Sedangkan di Jakarta, avtur yang dijual Pertamina bisa sampai 15 persen di atas harga pasar. "Di Indonesia timur, seperti di Sorong dan Manokwari, Papua, perbedaannya bisa lebih dari 15 persen," ujarnya.

Perbedaan itu amat berpengaruh bagi Garuda, yang bisa menghabiskan 1,8 miliar liter avtur dalam setahun. Artinya, dengan jumlah sebesar itu, kata Pujobroto, perbedaan sekian sen dolar saja berpengaruh signifikan terhadap keuangan perusahaan. Apalagi, dari jumlah konsumsi avtur tersebut, 70 persennya berasal dari domestik, yakni membeli dari Pertamina.

Tentu saja Pertamina tak mau dituduh sebagai biang masalah. Vice President Corporate Communications Pertamina Ali Mundakir mengatakan harga avtur yang dijual Pertamina tidak bisa dibandingkan dengan di Singapura atau kota-kota lain. "Tergantung suplai, avturnya dipasok dari mana," kata Ali.

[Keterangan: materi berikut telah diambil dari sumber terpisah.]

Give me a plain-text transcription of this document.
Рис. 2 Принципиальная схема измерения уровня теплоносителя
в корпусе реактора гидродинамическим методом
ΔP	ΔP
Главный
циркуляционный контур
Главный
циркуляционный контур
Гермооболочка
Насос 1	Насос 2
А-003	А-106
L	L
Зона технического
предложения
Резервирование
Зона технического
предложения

Harga avtur di Bandara Changi di Singapura tidak banyak memakan ongkos transportasi karena letak kilangnya yang dekat dengan bandara, sehingga untuk distribusi cukup disalurkan melalui pipa. Sedangkan Bandara Soekarno-Hatta, yang letaknya di Tangerang, Banten, harus dipasok dari kilang Pertamina yang berada di Cilacap, Jawa Tengah.

Selain di Cilacap, Pertamina punya dua kilang pemasok avtur lain, yakni di Dumai, Riau, dan Balikpapan. Namun nyatanya jarak bukanlah satu-satunya faktor yang membentuk komponen harga avtur Pertamina. Meskipun letaknya dekat dengan kilang, Bandara Sepinggan di Balikpapan toh tetap tidak bisa memperoleh harga avtur yang lebih murah. "Kalau itu, saya mesti cerita banyak," kata Ali berkilah. Sebagai pembanding, avtur di Jakarta dijual US$ 3,3 per galon, sedangkan di Makassar, yang berada di timur Balikpapan, harganya US$ 3,6 per galon.

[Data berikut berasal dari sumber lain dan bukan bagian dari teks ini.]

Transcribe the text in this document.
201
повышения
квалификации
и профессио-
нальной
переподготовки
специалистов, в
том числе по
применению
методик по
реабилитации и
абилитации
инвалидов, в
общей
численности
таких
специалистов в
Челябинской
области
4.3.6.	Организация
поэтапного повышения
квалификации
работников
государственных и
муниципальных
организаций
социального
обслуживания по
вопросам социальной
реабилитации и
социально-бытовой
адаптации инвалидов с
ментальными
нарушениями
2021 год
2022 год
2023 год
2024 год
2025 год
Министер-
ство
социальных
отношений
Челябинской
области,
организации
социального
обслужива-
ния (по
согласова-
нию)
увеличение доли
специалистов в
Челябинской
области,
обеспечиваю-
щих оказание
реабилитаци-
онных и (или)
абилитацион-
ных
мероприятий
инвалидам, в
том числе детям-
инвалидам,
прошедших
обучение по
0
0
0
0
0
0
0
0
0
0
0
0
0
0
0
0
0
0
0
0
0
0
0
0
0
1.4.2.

Ali bercerita, kilang Pertamina awalnya didesain untuk mengolah minyak mentah Indonesia menjadi Premium, solar, dan kerosin, tiga jenis bahan bakar minyak yang banyak memperoleh subsidi. Minyak mentah Indonesia yang jenisnya light sweet tersebut membutuhkan biaya pengolahan yang jauh lebih mahal. "Enggak bisa kilangnya kami ubah begitu saja," katanya.

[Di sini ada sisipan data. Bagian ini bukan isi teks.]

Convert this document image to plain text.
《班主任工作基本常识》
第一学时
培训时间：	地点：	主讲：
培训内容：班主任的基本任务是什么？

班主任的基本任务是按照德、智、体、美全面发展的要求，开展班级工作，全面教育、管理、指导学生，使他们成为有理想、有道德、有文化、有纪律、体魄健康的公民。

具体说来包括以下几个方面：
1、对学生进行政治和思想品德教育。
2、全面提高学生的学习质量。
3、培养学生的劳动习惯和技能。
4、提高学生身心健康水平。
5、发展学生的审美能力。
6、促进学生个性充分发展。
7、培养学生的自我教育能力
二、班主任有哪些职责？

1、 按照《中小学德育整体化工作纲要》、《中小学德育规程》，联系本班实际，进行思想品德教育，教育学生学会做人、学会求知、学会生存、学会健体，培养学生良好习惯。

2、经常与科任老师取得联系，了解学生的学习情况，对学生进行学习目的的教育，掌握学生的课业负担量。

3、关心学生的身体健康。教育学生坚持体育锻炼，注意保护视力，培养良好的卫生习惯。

Karena itu, selain faktor jarak dari kilang ke bandara, teknologi kilang menjadi alasan Pertamina menjual avtur lebih mahal. Kilang di Singapura mengolah minyak mentah dari Timur Tengah, dengan kandungan belerang yang lebih tinggi. "Kami mengakui biaya produksi kilang di Singapura bisa lebih murah. Kalau minyak Indonesia, bahan bakunya lebih mahal," katanya.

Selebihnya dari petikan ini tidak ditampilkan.